The first approach uses multiple techniques along with the state of the art PSI (http://eprint.iacr.org/2015/634) which seems the fastest. It provides an approximation of the original edit distance which is outputted in "Results_PSI.txt". I changed the PSI which is implemented in c++ accordingly to my java program and pipelined it in.

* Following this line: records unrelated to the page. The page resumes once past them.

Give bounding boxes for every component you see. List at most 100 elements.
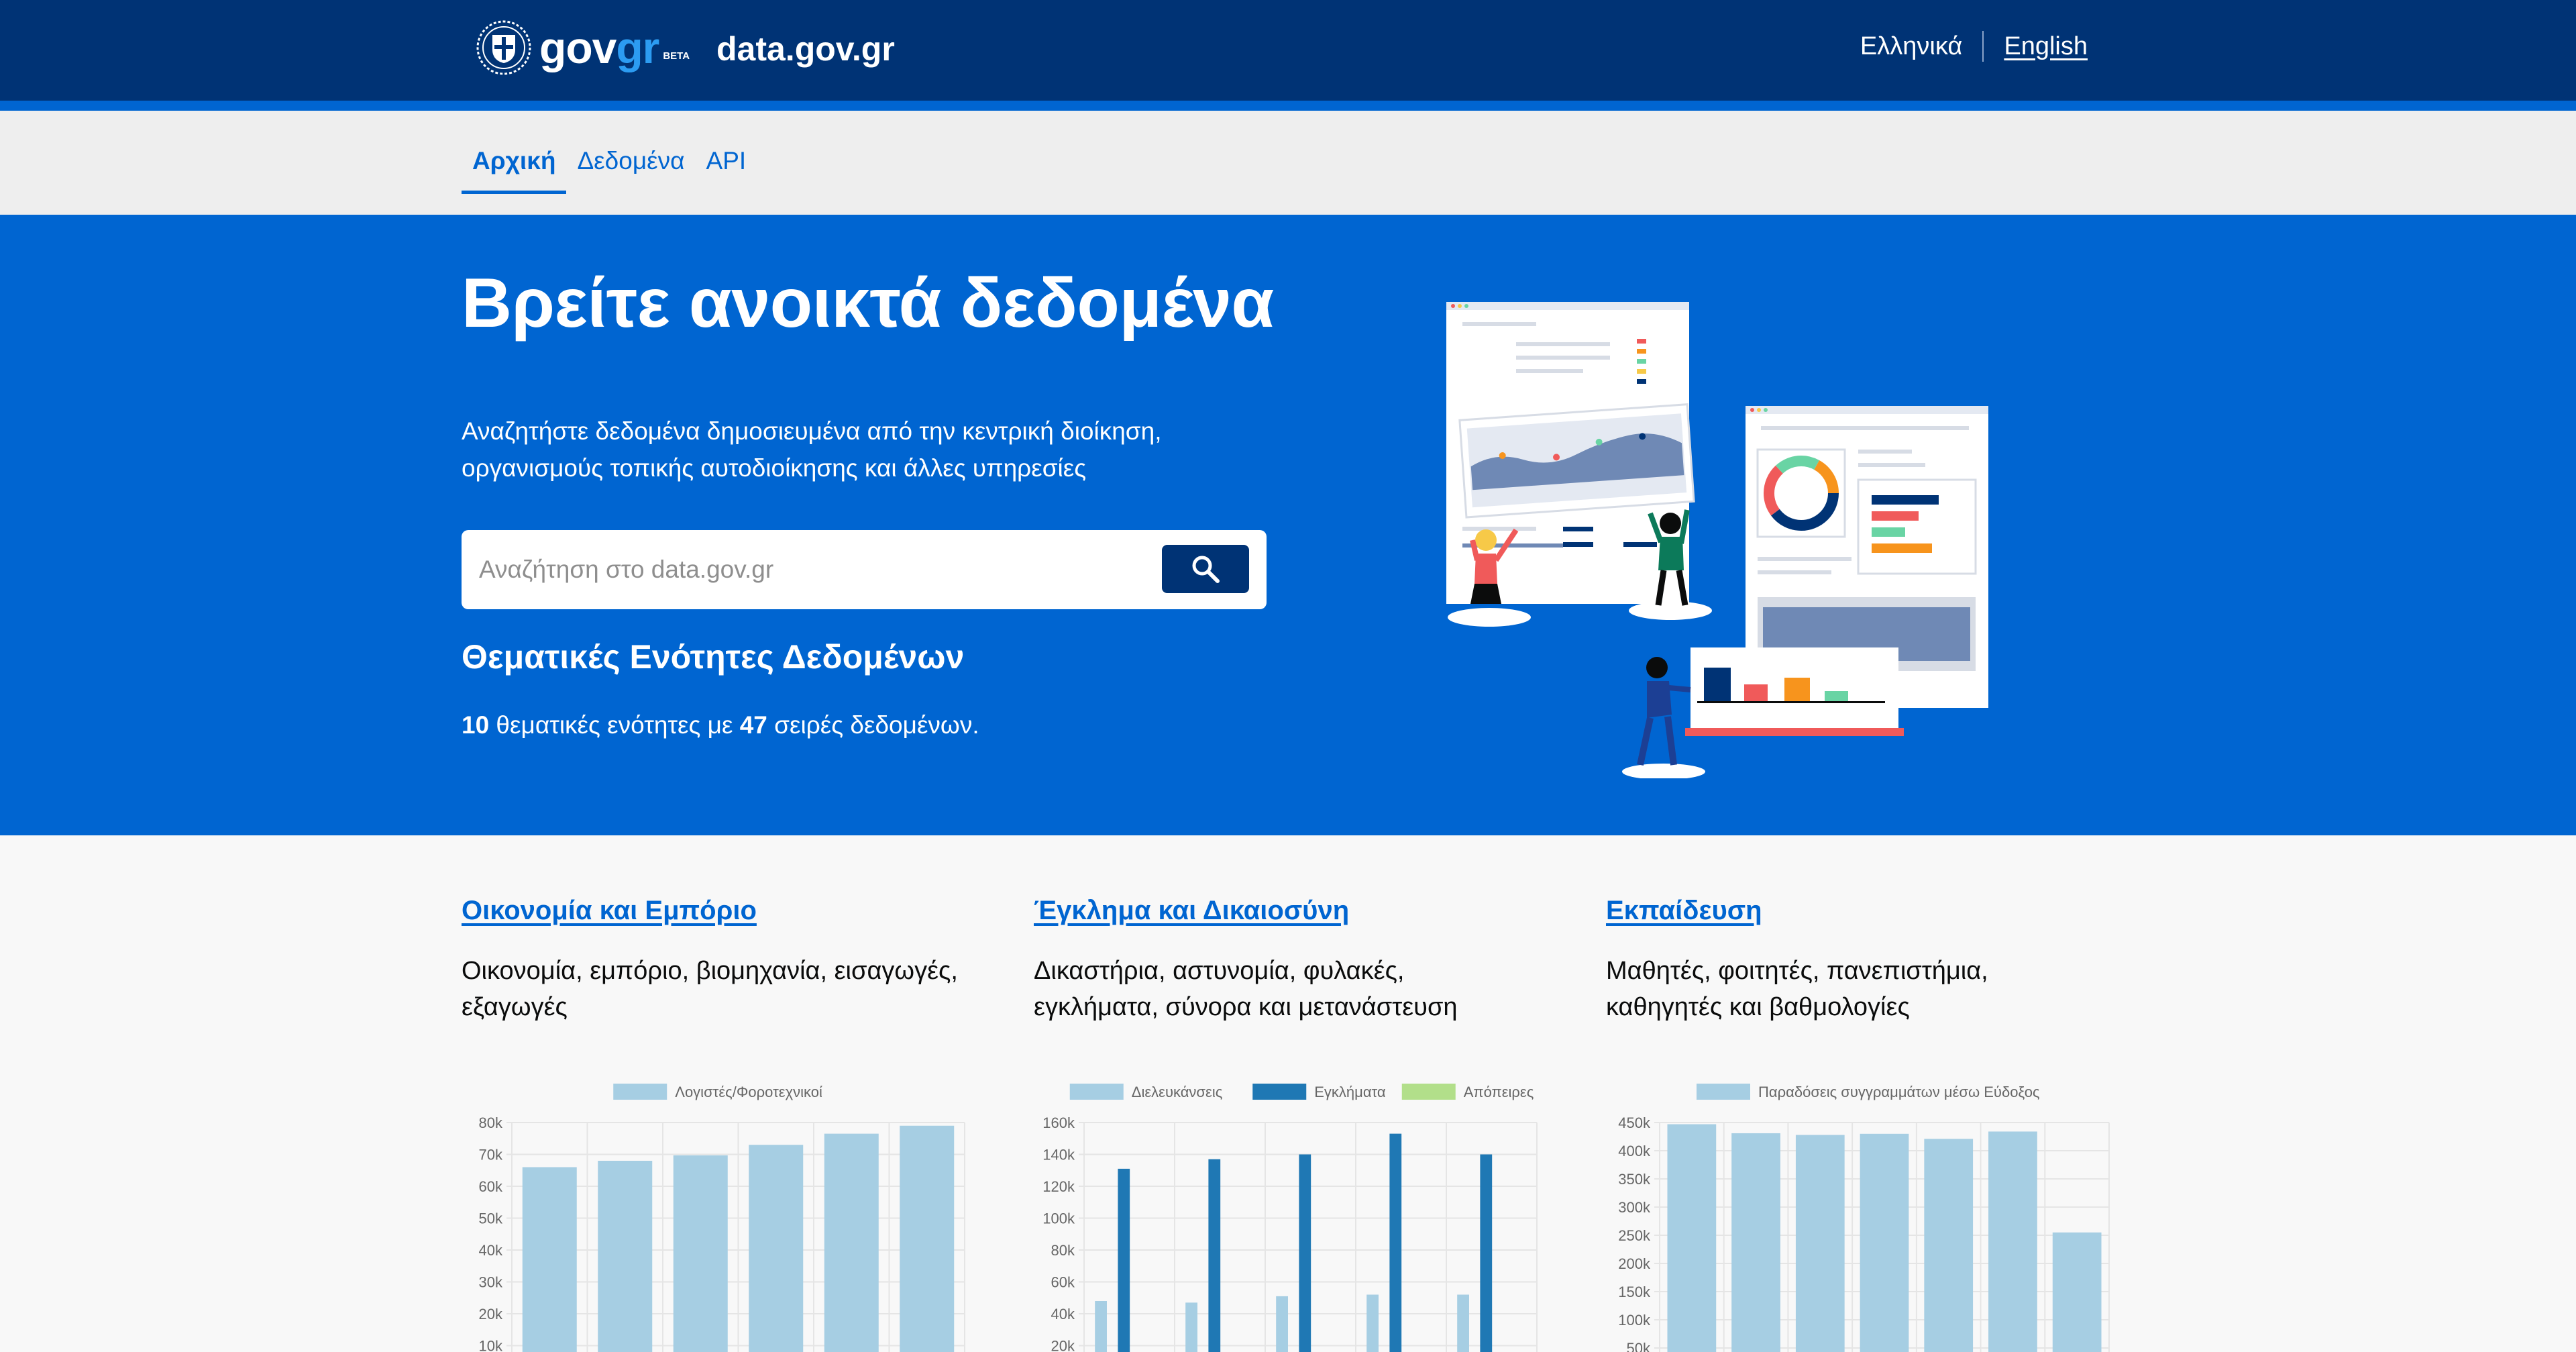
y-tick-label: 250k	[1618, 1227, 1651, 1244]
chart-bar[interactable]	[1731, 1133, 1780, 1352]
header-stripe	[0, 101, 2576, 111]
y-tick-label: 100k	[1618, 1312, 1651, 1329]
chart-bar[interactable]	[1366, 1295, 1379, 1352]
chart-bar[interactable]	[1208, 1159, 1220, 1352]
lang-divider	[1982, 31, 1984, 62]
chart-bar[interactable]	[2053, 1233, 2102, 1352]
legend-label: Παραδόσεις συγγραμμάτων μέσω Εύδοξος	[1758, 1084, 2040, 1100]
topic-chart-education: Παραδόσεις συγγραμμάτων μέσω Εύδοξος 450k…	[1606, 1070, 2123, 1352]
chart-education-svg: Παραδόσεις συγγραμμάτων μέσω Εύδοξος 450k…	[1606, 1070, 2123, 1352]
language-switcher: Ελληνικά English	[1860, 31, 2088, 62]
hero-description: Αναζητήστε δεδομένα δημοσιευμένα από την…	[462, 413, 1267, 486]
beta-badge: BETA	[663, 50, 690, 62]
hero-illustration	[1422, 295, 2012, 778]
logo-wordmark: govgr	[539, 22, 659, 73]
y-tick-label: 40k	[1051, 1306, 1075, 1322]
chart-bar[interactable]	[1457, 1295, 1469, 1352]
chart-bar[interactable]	[674, 1155, 728, 1352]
topic-card-economy: Οικονομία και Εμπόριο Οικονομία, εμπόριο…	[462, 896, 978, 1025]
chart-bar[interactable]	[1988, 1131, 2037, 1352]
chart-bar[interactable]	[1860, 1134, 1909, 1352]
y-tick-label: 70k	[479, 1147, 503, 1163]
y-tick-label: 60k	[1051, 1274, 1075, 1291]
page-title: Βρείτε ανοικτά δεδομένα	[462, 264, 1274, 344]
y-tick-label: 400k	[1618, 1143, 1651, 1159]
topic-chart-economy: Λογιστές/Φοροτεχνικοί80k70k60k50k40k30k2…	[462, 1070, 978, 1352]
chart-legend: Λογιστές/Φοροτεχνικοί	[613, 1084, 822, 1100]
legend-label: Λογιστές/Φοροτεχνικοί	[675, 1084, 822, 1100]
chart-bar[interactable]	[1924, 1139, 1973, 1352]
chart-bar[interactable]	[749, 1145, 803, 1352]
y-tick-label: 50k	[479, 1210, 503, 1227]
chart-bar[interactable]	[1095, 1301, 1107, 1352]
site-name[interactable]: data.gov.gr	[716, 30, 895, 68]
topic-link-education[interactable]: Εκπαίδευση	[1606, 896, 1762, 926]
y-tick-label: 160k	[1042, 1114, 1075, 1131]
main-nav: Αρχική Δεδομένα API	[0, 111, 2576, 215]
nav-item-data[interactable]: Δεδομένα	[566, 111, 695, 194]
y-tick-label: 10k	[479, 1338, 503, 1352]
topic-card-education: Εκπαίδευση Μαθητές, φοιτητές, πανεπιστήμ…	[1606, 896, 2123, 1025]
chart-bar[interactable]	[1276, 1296, 1288, 1352]
chart-bar[interactable]	[824, 1134, 879, 1352]
topic-description: Μαθητές, φοιτητές, πανεπιστήμια,καθηγητέ…	[1606, 953, 2123, 1025]
y-tick-label: 20k	[1051, 1338, 1075, 1352]
chart-legend: Διελευκάνσεις Εγκλήματα Απόπειρες	[1070, 1084, 1534, 1100]
y-tick-label: 100k	[1042, 1210, 1075, 1227]
topic-link-economy[interactable]: Οικονομία και Εμπόριο	[462, 896, 757, 926]
y-tick-label: 20k	[479, 1306, 503, 1322]
hero-section: Βρείτε ανοικτά δεδομένα Αναζητήστε δεδομ…	[0, 215, 2576, 835]
series-count: 47	[740, 711, 767, 739]
legend-swatch	[613, 1084, 667, 1100]
legend-label: Εγκλήματα	[1314, 1084, 1386, 1100]
chart-bar[interactable]	[523, 1167, 577, 1352]
chart-bar[interactable]	[1796, 1135, 1845, 1352]
y-tick-label: 140k	[1042, 1147, 1075, 1163]
legend-swatch	[1070, 1084, 1124, 1100]
topic-card-crime: Έγκλημα και Δικαιοσύνη Δικαστήρια, αστυν…	[1034, 896, 1550, 1025]
y-tick-label: 150k	[1618, 1284, 1651, 1300]
search-box	[462, 530, 1267, 609]
chart-legend: Παραδόσεις συγγραμμάτων μέσω Εύδοξος	[1697, 1084, 2040, 1100]
topics-title: Θεματικές Ενότητες Δεδομένων	[462, 637, 964, 676]
topics-count: 10	[462, 711, 489, 739]
lang-english-link[interactable]: English	[2004, 32, 2088, 61]
legend-label: Διελευκάνσεις	[1132, 1084, 1223, 1100]
chart-bar[interactable]	[1118, 1169, 1130, 1352]
legend-label: Απόπειρες	[1464, 1084, 1534, 1100]
chart-bar[interactable]	[1185, 1302, 1197, 1352]
chart-bar[interactable]	[900, 1126, 954, 1352]
legend-swatch	[1697, 1084, 1750, 1100]
legend-swatch	[1252, 1084, 1306, 1100]
nav-item-home[interactable]: Αρχική	[462, 111, 566, 194]
y-tick-label: 80k	[479, 1114, 503, 1131]
y-tick-label: 450k	[1618, 1114, 1651, 1131]
chart-crime-svg: Διελευκάνσεις Εγκλήματα Απόπειρες 160k 140k 1…	[1034, 1070, 1550, 1352]
greek-emblem-icon	[476, 20, 531, 75]
chart-bar[interactable]	[1389, 1134, 1401, 1352]
topic-link-crime[interactable]: Έγκλημα και Δικαιοσύνη	[1034, 896, 1349, 926]
legend-swatch	[1402, 1084, 1456, 1100]
nav-item-api[interactable]: API	[696, 111, 757, 194]
search-button[interactable]	[1162, 545, 1249, 593]
site-header: govgr BETA data.gov.gr Ελληνικά English	[0, 0, 2576, 101]
chart-bar[interactable]	[1480, 1155, 1492, 1352]
chart-economy-svg: Λογιστές/Φοροτεχνικοί80k70k60k50k40k30k2…	[462, 1070, 978, 1352]
search-input[interactable]	[479, 543, 1136, 596]
y-tick-label: 120k	[1042, 1178, 1075, 1195]
y-tick-label: 300k	[1618, 1199, 1651, 1216]
y-tick-label: 30k	[479, 1274, 503, 1291]
y-tick-label: 200k	[1618, 1255, 1651, 1272]
y-tick-label: 80k	[1051, 1242, 1075, 1259]
chart-bar[interactable]	[598, 1161, 652, 1352]
topic-description: Δικαστήρια, αστυνομία, φυλακές,εγκλήματα…	[1034, 953, 1550, 1025]
govgr-logo[interactable]: govgr BETA	[476, 19, 690, 76]
lang-greek-link[interactable]: Ελληνικά	[1860, 32, 1962, 61]
topic-chart-crime: Διελευκάνσεις Εγκλήματα Απόπειρες 160k 140k 1…	[1034, 1070, 1550, 1352]
topic-description: Οικονομία, εμπόριο, βιομηχανία, εισαγωγέ…	[462, 953, 978, 1025]
chart-bar[interactable]	[1667, 1125, 1716, 1352]
y-tick-label: 350k	[1618, 1171, 1651, 1188]
topics-summary: 10 θεματικές ενότητες με 47 σειρές δεδομ…	[462, 711, 979, 739]
chart-bar[interactable]	[1299, 1155, 1311, 1352]
search-icon	[1190, 554, 1221, 584]
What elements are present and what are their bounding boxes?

The second approach uses Garbled Circuit (FlexSC) and implements a variant of Edit distance which reduces the runtime of the original algorithm O(nm) to O(nk) where k is the band size. I experimented on this value and fixed it as 10 on the solution. This value of K can be further experiemented. The main advantage it gives is the time required for approximating the edit distance, for example, a sequeqnce with 3000 SNPs usually takes 10mins in edit distance on a garbled circuit while on the KBanded Edit Distance, it takes around 5-10 seconds.
The solution is tested for the data set provided and a synthetic dataset "syntheticDB" attached which contains higher number of SNPs and records as well. To generate the results the scripts "KBanded.KbandedAlignment", "KBanded.KbandedAfterPSI" and "Shingles.ShinglesTest" can be used as those work without security and are much faster.
The Config file (Config.conf) has these:
- Server: 127.0.0.1
- Port: 54343
- SecondPort: 54575
- Mode: OPT
About these parameters: PSIProtocol can be 0, 1, 2 where 0-naive hash(fastest), 1-ot hash, 2-permutation hash(USENIX 2015) Limit defines the k as in top-k (ignore) SearchSpaceShorten:ignore this Gram size is the size of the shingles that are created (also known as w for w-shingles) Mode is for the GC of FlexSC. SecondPort is for PSIProtocol
As its a maven built project, the commands to compile
mvn clean & mvn compile
Running the Program
./runserver.sh db1.fa 2 & ./run_researcher.sh query.fa 2 127.0.0.1 20
Here on run_server parameters are db.fa which is the file containing the database and 1/2 stands protocol 1 or both run_researcher parameters are query.fa which is the file containing the query, 1/2 stands protocol 1 or both, ip of the server and 20 is the limit.
However to change the server ip, the PSI project needs to be rebuilt which is available in PSI folder and taken from USENIX 2015. See https://github.com/encryptogroup/PSI
Accuracy.OriginalEditdistance gets the original edit distance result which takes the db.fa, query.fa as an input while top-k's k is defined as 40 in -Dexec.args="db.fa query.fa 40" This will output a file "original_results" which will be used for the error calculation with the 2 approximation algos
mvn exec:java -Dexec.mainClass="Accuracy.ErrorCalcStat" -Dexec.args="db.fa query.fa 40"
Accuracy.ErrorCalcStat script will give the values for TPR, FPR (and some the other statistical measures) for two files where the first one is the original distance file and the second one is the output from the approximation.
mvn exec:java -Dexec.mainClass="Accuracy.ErrorCalcStat"
Two example files (82_original.txt and 82_approx1.txt) are given for accuracy check which can be generated also from "KBanded.KbandedAlignment", "KBanded.KbandedAfterPSI" and "Shingles.ShinglesTest" scripts.